Was die Schadenshöhe anbetrifft, kann entgegen der Auffassung des Beklagten nicht beanstandet werden, dass das Rheinschifffahrtsgericht von der Einholung eines Sachverständigengutachtens abgesehen hat. Bei der Bemessung des Schmerzensgelds hat das Rheinschifffahrtsgericht nur die unstreitigen Verletzungen nebst stationärer und ambulanter Behandlung berücksichtigt. Die Fraktur des Oberschenkels und des Fersenbeines waren unstreitig. Nach dem fachchirurgischen Bericht des Klinikums Leverkusen vom 06.09.2002 wurden die Brüche zunächst im Rahmen des stationären Aufenthalts versorgt, sodann wurde ambulant weiter behandelt und später wurden - wiederum stationär - die Drähte und Bolzen entfernt. Da es sich insofern um den üblichen Verlauf einer Behandlung von Knochenbrüchen handelt, bestand kein Anlass, an der Richtigkeit dieser Angaben zu zweifeln und zusätzlich ein Sachverständigengutachten einzuholen. Die angeblich weiter bestehende Arbeitsunfähigkeit des Klägers hat das Rheinschifffahrtsgericht ausdrücklich nicht bei der Bemessung der Höhe des Schmerzensgelds berücksichtigt. Angesichts der erheblichen Verletzungen, die der Kläger durch den Sturz erlitten hat, und der Behandlungsdauer von mehr als einem Jahr mit vier Operationen erscheint auf der Grundlage eines hälftigen Mitverschuldens des Klägers ein Betrag von 10.000,- € als angemessen. Damit sind die bis jetzt entstandenen Verletzungen und körperlichen Beeinträchtigungen im Rahmen der bisherigen Heilbehandlung abgegolten.

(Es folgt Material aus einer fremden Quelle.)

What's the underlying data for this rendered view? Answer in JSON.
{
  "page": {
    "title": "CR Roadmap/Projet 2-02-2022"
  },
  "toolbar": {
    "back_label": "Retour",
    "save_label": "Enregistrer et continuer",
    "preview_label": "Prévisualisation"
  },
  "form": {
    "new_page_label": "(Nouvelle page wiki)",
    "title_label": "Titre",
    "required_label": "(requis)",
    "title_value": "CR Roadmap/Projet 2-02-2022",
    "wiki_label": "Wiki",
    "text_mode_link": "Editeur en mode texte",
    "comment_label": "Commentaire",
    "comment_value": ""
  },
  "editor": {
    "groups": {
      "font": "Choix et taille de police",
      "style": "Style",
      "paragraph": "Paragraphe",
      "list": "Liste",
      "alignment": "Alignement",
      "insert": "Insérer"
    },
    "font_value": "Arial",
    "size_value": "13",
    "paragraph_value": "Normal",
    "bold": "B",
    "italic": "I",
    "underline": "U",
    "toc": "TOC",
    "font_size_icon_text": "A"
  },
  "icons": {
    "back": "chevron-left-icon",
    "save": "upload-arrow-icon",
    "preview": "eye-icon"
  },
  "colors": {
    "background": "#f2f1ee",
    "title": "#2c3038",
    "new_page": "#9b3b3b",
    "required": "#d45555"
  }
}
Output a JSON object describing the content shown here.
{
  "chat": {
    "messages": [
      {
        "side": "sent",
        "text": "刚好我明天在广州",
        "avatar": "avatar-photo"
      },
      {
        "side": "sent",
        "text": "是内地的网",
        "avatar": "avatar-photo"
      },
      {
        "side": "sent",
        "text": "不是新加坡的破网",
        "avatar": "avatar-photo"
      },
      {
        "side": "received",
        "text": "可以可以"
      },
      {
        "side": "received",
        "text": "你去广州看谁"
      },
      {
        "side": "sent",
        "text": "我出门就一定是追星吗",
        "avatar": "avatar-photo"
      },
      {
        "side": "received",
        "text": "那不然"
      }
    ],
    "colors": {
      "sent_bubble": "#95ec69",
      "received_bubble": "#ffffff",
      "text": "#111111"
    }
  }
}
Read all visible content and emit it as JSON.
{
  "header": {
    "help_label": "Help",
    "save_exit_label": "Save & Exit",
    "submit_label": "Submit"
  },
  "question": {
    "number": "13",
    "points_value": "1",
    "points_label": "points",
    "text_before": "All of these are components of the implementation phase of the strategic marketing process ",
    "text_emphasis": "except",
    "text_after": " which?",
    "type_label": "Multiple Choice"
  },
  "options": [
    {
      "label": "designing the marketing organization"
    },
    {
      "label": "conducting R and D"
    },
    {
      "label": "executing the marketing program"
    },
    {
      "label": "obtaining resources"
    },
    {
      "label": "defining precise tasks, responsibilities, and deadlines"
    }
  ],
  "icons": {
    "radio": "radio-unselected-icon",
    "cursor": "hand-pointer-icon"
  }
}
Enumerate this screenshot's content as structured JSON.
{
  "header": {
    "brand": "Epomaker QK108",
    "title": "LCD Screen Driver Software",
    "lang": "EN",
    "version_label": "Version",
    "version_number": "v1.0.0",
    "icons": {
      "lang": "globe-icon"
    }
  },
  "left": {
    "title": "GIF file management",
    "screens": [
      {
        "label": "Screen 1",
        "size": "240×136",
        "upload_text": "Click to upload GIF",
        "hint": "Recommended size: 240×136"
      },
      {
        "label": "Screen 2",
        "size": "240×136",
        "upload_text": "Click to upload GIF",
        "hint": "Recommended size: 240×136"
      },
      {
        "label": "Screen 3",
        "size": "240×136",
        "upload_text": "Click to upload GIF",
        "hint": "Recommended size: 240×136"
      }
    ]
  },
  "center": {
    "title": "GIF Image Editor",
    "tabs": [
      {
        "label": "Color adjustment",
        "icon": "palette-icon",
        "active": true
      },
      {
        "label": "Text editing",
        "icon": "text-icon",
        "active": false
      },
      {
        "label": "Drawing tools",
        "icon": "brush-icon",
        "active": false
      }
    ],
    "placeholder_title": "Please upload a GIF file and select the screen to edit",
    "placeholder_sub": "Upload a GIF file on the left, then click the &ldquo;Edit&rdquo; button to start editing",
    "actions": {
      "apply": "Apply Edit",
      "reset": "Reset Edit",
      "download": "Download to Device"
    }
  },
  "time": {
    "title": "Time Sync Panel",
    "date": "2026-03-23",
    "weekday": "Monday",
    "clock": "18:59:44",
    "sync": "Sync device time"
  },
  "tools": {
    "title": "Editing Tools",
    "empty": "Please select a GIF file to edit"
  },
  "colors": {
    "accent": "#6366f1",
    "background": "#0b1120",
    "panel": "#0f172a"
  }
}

Das Rheinschifffahrtsgericht hat auch zu Recht der Feststellungsklage im erkannten Umfang stattgegeben. Sie bezieht sich auf die materiellen Schäden, die der Kläger durch den Unfall erlitten hat, insbesondere mögliche Erwerbsschäden. Des weiteren ist wegen der Schwere der Verletzungen, insbesondere was den Fersenbeintrümmerbruch anbetrifft, nicht auszuschließen, dass der Kläger künftig auch weitere immaterielle Schäden durch notwendig werdende Behandlungsmaßnahmen erleiden wird und ein Dauerschaden mit schmerzhaften Beeinträchtigungen verbleibt.

Die Kostenentscheidung folgt aus § 97 Abs. 1 ZPO.
Die Entscheidung über die vorläufige Vollstreckbarkeit beruht auf §§ 708 Nr. 10, 713 ZPO.

Von der Zulassung der Revision sieht der Senat ab, da die Sache weder grundsätzliche Bedeutung hat noch die Fortbildung des Rechts oder die Sicherung einer einheitlichen Rechtsprechung eine Entscheidung des Revisionsgerichts erfordert, § 543 Abs. 2 Nr. 1 und 2 ZPO.

Ebenfalls abrufbar unter ZfB 2004 - Nr.04 (Sammlung Seite 1916 f.); ZfB 2004, 1916 f.